Sikh Groups in U.S. Ban Entry of Indian Officials to Gurdwaras, Even as Envoy Visits One in London

Over 90 gurdwaras in the United States join those in the United Kingdom and Canada to announce a ban on entry of Indian officials.


India’s Deputy High Commissioner to the United Kingdom, Dinesh Patnaik, visited a South hall-based gurdwara in West London in the midst of the Sikh Federation United Kingdom (SFUK) calling for a ban on Indian officials from entering the premises of a gurdwara. Following announcements by Sikh groups in the United Kingdom and Canada, 96 gurdwaras in the United States also followed suit.

The American Gurdwara Prabhandik Committee (AGPC) and Sikh Coordination Committee of East Coast (SCCEC), which are among the biggest umbrella Sikh organizations in the United States, lead the resolution, supported by Sikh for Justice group in the country, according to a statement released on Jan. 7.

Patnaik, meanwhile, met members of the Sikh community on Jan. 6, and said: “A gurdwara is a place of worship, it should not be politicized.”

Indian-origin British MP Keith Vaz also spoke against the ban. “I hope those who made it will reflect on what they have done and review it immediately. All places of worship in the UK should be open to all,” he said.

The SFUK followed in the footsteps of some Sikh groups in Canada, saying on Jan.5 that it has banned visits by Indian officials in gurdwaras in the United Kingdom. “In the UK hundreds of thousands of Sikhs go to gurdwaras each week and the ban could extend to over 100 gurdwaras, including many of the largest gurdwaras in the country,” the statement said. It added that Sikhs in the diaspora are troubled with Indian government officials and “their agents increasingly interfering in our institutions and Sikh affairs, undermining of Sikh campaigns for greater rights and internal matters for the Sikh community.”

Indian officials had dismissed the proposal of the ban. “Such threats are not acceptable,” Patnaik had said earlier, according to the Hindustan Times. “In 2017 we held a major Baisakhi event and several others related to the 350th anniversary of Guru Gobind Singh in various parts of the UK. We will continue to engage with the Sikh Federation UK too.”

The move in the United Kingdom and the United States comes after a similar announcement was made by about a dozen gurdwaras in Ontario, Canada, last month.

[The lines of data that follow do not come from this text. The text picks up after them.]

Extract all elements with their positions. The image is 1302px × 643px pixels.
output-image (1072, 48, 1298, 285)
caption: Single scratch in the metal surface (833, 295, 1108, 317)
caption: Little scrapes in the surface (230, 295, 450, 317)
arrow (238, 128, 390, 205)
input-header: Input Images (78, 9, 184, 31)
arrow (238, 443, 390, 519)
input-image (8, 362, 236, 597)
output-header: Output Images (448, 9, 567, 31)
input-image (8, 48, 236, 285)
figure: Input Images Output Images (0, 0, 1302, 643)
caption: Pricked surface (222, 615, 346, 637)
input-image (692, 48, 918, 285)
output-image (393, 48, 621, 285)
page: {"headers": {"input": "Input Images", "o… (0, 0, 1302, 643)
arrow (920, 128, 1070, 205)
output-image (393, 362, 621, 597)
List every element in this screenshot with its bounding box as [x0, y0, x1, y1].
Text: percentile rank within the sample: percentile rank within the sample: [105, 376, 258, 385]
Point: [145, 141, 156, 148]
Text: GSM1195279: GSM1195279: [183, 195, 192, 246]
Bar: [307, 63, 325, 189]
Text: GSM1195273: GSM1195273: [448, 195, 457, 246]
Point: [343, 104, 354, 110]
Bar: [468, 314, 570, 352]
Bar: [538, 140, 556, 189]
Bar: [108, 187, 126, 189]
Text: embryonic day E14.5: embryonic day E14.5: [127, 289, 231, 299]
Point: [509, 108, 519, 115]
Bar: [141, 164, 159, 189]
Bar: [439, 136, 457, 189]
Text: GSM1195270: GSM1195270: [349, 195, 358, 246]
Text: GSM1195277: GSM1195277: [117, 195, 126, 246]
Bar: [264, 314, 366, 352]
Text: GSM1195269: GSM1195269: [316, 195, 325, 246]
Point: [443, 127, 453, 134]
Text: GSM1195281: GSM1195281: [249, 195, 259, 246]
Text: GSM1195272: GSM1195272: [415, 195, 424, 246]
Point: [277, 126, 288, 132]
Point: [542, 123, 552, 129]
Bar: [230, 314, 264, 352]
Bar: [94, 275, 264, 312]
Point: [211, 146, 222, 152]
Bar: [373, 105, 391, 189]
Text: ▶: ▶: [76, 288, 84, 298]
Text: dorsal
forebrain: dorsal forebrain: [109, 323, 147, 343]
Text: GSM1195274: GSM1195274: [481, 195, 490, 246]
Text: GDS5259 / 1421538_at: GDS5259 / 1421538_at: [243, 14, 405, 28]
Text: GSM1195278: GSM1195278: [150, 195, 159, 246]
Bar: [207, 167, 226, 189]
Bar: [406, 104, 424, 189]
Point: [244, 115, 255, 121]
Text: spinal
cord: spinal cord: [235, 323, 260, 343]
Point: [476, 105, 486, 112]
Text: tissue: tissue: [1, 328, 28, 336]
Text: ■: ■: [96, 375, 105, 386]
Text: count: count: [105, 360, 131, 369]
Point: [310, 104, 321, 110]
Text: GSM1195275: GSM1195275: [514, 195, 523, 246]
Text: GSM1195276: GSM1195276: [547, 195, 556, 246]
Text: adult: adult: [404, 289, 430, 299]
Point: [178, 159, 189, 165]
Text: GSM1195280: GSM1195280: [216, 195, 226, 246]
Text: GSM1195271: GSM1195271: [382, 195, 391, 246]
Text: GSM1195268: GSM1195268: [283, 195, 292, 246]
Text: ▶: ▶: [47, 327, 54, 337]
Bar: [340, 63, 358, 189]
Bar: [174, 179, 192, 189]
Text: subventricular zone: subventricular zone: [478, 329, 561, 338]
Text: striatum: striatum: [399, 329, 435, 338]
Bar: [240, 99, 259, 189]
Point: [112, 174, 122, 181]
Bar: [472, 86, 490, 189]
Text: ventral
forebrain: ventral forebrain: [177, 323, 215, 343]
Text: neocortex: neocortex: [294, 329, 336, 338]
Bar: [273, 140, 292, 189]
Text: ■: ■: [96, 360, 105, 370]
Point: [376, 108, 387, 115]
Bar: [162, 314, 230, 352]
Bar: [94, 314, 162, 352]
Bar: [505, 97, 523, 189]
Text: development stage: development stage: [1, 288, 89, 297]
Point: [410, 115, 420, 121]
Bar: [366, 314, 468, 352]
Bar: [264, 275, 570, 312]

“Pursuant to the Trespass to Property Act (1990), the management of this Gurdwara Sahib reserves the right to bar entry to officials of the Indian Government including but not limited to Indian elected officials, Indian Consular officials, and members of organizations who seek to undermine the Sikh nation and Sikh institutions,” said the statement.

The statement added that the decision was made after the Sikh community decided to demand the release of British citizen Jagtar Singh Johal from Indian custody. Johal has been detained in Punjab as he is suspected of being a part of targeted killings in places like Jalandhar, Ludhiana and Khanna.

The statement by SFUK also brought up Johal’s detention. “The latest tactic by the Indian authorities of targeting Sikhs from the diaspora when they visit the Sikh homeland as demonstrated by the case of British citizen Jagtar Singh Johal has broken the camel’s back,” it said.

The issue in Canada was also brought up in the Lok Sabha earlier this month when Ludhiana’s Congress MP Ravneet Singh Bittu said that Khalistani elements are behind this decision and are tarnishing the reputation of the community.

However, the community in Canada is divided on the idea of the ban.

“They want more consultation on the issue. People are fearing more visa issues and they wonder whether this will further affect relations between India and Canada,” Yudhvir Singh Jaswal, group editor of Y Media Group, told Hindustan Times.

Former Ontario Sikhs and Gurdwara Council (OSGC) president and council member Harbans Singh Jandali said that the ban by the OGC was their opinion and that the OSGC has not seen any interference from Indian authorities.

In November 2017, Ajay Gondane, the Indian High Commissioner to Australia, was prevented from entering the Tarneit Gurdwara Sahib in Melbourne by a group of protesters.